Poem of the Week | May 22, 2023

This week’s Poem of the Week is “helen of troy catalogues her pregnancy cravings” by Maria Zoccola.

Maria Zoccola is a queer Southern writer with deep roots in the Mississippi Delta. She has writing degrees from Emory University and Falmouth University. Her work has previously appeared or is forthcoming in Ploughshares, Kenyon Review, The Iowa Review, ZYZZYVA, and elsewhere.

 

helen of troy catalogues her pregnancy cravings

pickles. peanut butter off a spoon. that cereal
with the little blue guys on it, the gnome things in hats,
they have the cartoon where they’re all men
except for that one blond babe who struts around
in white manolos and a flirty little slip
and all the blue guys beat each other to death over her,
a blue guy massacre, a real grisly piece of television,
although maybe i’m getting it mixed up
with something else, maybe i fell asleep watching it
and kind of dreamed the rest,
maybe what i’m really craving these days is
violence, or maybe it’s still chocolate.
corn chips. sliced watermelon. microwave pizza rolls.
bags of gummy sharks. ice cream, like a lot of ice cream,
cartons of fudge ripple i pound in one sitting
with a spoon like a dirt mover, scoop scoop
down the hole, layers of white ounces plugged
right into the skin, who was that one wizard in salem
they squashed to death in a tofu press,
giles somebody, they just kept piling it on,
and that sucker smiled his bluebird smile
and asked for more. cheesecake. jelly rolls. i’m trying
to weigh myself down, and the kid’s not doing it
fast enough. a house has to settle on its foundation,
has to stuff itself with so much life
there’s no need to beg for more. triscuits, i tell him.
get me birdseed and eggshells and shards of ice.
i want to break something on my teeth. i want to crush
it so fine the load goes down like abracadabra,
alakazam, watch me make the whole thing disappear.

 

Author’s Note

“helen of troy catalogues her pregnancy cravings” comes from my debut poetry collection, HELEN OF TROY, 1993. Part myth retelling, part character study, the book explores Helen’s isolation and rebellion as she enters adulthood as a stifled housewife grasping for agency in Middle Tennessee in the eighties and nineties.

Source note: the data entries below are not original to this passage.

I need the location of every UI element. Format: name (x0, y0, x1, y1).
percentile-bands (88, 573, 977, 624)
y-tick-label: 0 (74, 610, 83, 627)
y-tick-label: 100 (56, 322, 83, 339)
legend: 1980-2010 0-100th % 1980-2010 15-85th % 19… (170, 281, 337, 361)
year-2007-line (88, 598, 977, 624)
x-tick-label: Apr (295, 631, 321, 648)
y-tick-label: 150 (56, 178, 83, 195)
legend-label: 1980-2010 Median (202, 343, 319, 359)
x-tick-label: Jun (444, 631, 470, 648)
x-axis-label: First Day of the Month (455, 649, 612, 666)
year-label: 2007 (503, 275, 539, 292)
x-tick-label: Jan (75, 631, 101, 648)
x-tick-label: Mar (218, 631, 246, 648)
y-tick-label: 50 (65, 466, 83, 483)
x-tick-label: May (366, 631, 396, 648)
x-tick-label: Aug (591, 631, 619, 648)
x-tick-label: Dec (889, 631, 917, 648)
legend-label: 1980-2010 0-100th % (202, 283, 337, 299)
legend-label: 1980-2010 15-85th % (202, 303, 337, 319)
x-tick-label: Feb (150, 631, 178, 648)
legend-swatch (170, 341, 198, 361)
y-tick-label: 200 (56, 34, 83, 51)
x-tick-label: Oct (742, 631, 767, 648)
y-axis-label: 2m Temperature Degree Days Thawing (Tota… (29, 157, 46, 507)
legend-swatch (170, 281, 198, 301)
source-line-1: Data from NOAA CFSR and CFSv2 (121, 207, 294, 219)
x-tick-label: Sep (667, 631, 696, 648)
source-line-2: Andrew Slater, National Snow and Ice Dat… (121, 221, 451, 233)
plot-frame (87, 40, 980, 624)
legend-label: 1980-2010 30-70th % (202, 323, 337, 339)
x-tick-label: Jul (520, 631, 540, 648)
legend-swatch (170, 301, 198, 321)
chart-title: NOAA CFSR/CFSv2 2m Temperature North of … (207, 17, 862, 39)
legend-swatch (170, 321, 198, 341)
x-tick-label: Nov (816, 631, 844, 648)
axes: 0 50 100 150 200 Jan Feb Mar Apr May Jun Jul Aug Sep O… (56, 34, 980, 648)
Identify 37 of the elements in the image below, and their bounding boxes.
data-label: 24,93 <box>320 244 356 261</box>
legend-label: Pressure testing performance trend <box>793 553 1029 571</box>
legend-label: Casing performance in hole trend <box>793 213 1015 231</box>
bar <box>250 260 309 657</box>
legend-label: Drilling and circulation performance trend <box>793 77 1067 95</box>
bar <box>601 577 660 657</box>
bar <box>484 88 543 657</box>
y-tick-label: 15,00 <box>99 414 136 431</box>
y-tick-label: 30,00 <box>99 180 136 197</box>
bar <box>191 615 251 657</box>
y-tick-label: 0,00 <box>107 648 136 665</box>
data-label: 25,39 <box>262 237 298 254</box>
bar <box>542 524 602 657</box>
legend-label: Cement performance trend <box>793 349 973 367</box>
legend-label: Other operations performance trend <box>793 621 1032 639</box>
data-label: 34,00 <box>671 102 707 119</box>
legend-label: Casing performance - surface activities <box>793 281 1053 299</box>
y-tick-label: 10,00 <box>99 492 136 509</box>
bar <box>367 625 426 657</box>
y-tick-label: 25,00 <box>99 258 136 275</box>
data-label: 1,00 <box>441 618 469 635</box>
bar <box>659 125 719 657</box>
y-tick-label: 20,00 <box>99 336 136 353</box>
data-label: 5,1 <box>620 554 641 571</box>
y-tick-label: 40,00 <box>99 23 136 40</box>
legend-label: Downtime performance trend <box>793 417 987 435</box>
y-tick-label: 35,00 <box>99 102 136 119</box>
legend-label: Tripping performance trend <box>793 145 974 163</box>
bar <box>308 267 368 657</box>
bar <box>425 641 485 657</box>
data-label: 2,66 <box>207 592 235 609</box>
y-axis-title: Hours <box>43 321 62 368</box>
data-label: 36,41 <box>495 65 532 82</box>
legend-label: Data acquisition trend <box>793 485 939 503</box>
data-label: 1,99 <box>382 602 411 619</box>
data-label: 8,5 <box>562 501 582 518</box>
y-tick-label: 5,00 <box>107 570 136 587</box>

Many of the poems in the book contain thematic or structural nods to Homer’s Iliad; in this poem, I catalogue the foods Helen is craving in a reference to Homer’s famous Catalogue of Ships in Iliad Book 2, and of course I start off the poem by transforming The Smurfs into a sort of sideways replay of the Trojan War. Helen is not a particularly maternal figure, but as a result of both her own choices and the social rigidity of her environment, few alternate life paths seem viable to her. Helen’s pregnancy is a mental and emotional battle she is waging against her own nature, one that won’t end with the birth of her daughter.